2-12 月と、異世界バトルと
夜空に、二つの月が再び並ぶ。
スマホを取り出して、画面を確認する。
画面に、通知が表示される。
タダシから、メッセージが届いています。
[また気づいたら連絡してくれ]
通話ボタンを押した。
コール音。
一回。
二回。
――繋がった。
「ああ……届いたか」
一拍置いて続ける。
「そっちはどうだ?」
「何も変わんねー
元気元気。
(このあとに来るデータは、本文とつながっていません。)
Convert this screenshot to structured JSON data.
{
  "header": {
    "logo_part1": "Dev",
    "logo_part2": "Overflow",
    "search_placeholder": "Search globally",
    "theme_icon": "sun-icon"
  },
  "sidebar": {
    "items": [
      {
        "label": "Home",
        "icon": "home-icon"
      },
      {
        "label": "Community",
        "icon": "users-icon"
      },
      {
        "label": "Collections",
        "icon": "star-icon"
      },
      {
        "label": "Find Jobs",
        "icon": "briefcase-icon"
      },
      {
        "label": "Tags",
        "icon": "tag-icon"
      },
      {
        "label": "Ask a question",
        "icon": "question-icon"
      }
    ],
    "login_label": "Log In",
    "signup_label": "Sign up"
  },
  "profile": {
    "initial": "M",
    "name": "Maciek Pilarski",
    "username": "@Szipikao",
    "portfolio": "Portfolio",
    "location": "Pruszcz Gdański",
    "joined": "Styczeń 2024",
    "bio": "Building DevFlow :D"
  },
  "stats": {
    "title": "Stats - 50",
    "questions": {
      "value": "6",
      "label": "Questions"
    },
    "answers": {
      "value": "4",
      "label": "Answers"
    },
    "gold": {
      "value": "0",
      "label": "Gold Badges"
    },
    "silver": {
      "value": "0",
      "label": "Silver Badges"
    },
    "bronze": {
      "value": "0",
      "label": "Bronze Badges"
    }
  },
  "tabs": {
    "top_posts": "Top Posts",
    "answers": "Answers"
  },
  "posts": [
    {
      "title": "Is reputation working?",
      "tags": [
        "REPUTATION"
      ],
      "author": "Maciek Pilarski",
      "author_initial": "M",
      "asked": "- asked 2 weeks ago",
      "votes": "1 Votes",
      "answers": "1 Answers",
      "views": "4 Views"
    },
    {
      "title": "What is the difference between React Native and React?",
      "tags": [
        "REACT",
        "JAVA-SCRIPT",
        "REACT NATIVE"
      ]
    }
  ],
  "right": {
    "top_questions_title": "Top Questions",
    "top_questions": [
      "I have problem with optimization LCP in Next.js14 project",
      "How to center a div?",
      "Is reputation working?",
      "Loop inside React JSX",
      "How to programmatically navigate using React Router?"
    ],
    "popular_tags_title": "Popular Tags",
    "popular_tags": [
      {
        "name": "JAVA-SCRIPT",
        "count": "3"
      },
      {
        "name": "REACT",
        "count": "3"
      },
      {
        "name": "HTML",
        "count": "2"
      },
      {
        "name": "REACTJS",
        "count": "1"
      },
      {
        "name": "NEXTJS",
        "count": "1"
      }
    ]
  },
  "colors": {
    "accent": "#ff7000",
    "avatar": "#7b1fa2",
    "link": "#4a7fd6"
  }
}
そっちは?」
「ああ、こっちも元気だ」
「良かった、そんでさ、昨日さ、オークに遭遇したんだよ」
「オーク!?ってあのオーク?」
「そうそう、あのオーク」
「…で、無事だったのか!?」
「全然無事、俺かやの外だったし」
そしてバルキリー達の話が始まる。
「…で、そのオークに犬みたいな片目の剣士が走っていったかと思ったらさ、
あっという間にまっぷたつ」
この世界に来てからいわゆる異世界バトルとは無縁の日々だった。
なので、
昨日初めて目の当たりにしたバルキリー達の戦いの話にも熱が入る。
「魔法使いが詠唱したら大爆発」
「エルフの体から黒いのが出てきて、
一瞬で絶命させるし」
「いや、そこは弓ちゃうんか」
「持ってたんだけどね。
なんか、使ってなかった」
「そんで胸の大きな聖女もいて」
「胸…」
「ピカーっと光ったら、オークが灰に」
「情報量多すぎて置いてかれ気味だが、すごいのは分かる」
「こっち来て一ヶ月くらいなのにさ、
色々ありすぎて大変なんだよ」
「……一ヶ月? え?」
「あー……見逃してるのかもな」
「なあ、タイチ」
「今度からさ、月が出てたら一応スマホ確認してくれない?」
「おう、おけおけ
この通話が俺の癒しだからな」
「……あ、そうだ」
「また強制発動あったんだ」
「だからそっちの話が先だろ!」
「桶投げられて発動したんだけどさ」
「……は?」
「なんかさ、動いてる気が」
「ちょっと待て、桶ってなんだ」
「風呂入ってたんだよ。
そしたら宿屋の娘が、
俺入ってんのに入ってきちゃってさ」
「待て待て待て、なんだそのシチュエーション」
「ほんと参ったよ。
俺が被害者だっつーの」
「なんで異世界行ったのがお前なんだよ!
俺がかわりた――」
ノイズが走る。
「でもさ」
少しだけ、声の調子が変わる。
「こっち来たのがタダシじゃなくて良かったよ」
「……は?」
「だって、お前がこっち来たら、
母ちゃん残すことになっちゃうもんな」
一瞬、言葉が止まる。
「俺はほら、
じいちゃん死んでからずっと一人だったし」
「……」
「絶対そっち行ってやるからな!」
ノイズが混じる。
「だからその時まで死ぬなよ」
「ああ」
「待ってる」
ノイズ混じりの中、
小さく、そう返した。
――
そこで、途切れた。
――
しばらく、耳に残るノイズだけが続いていた。
空を見上げる。
二つの月は、離ればなれに夜空に浮かんでいた。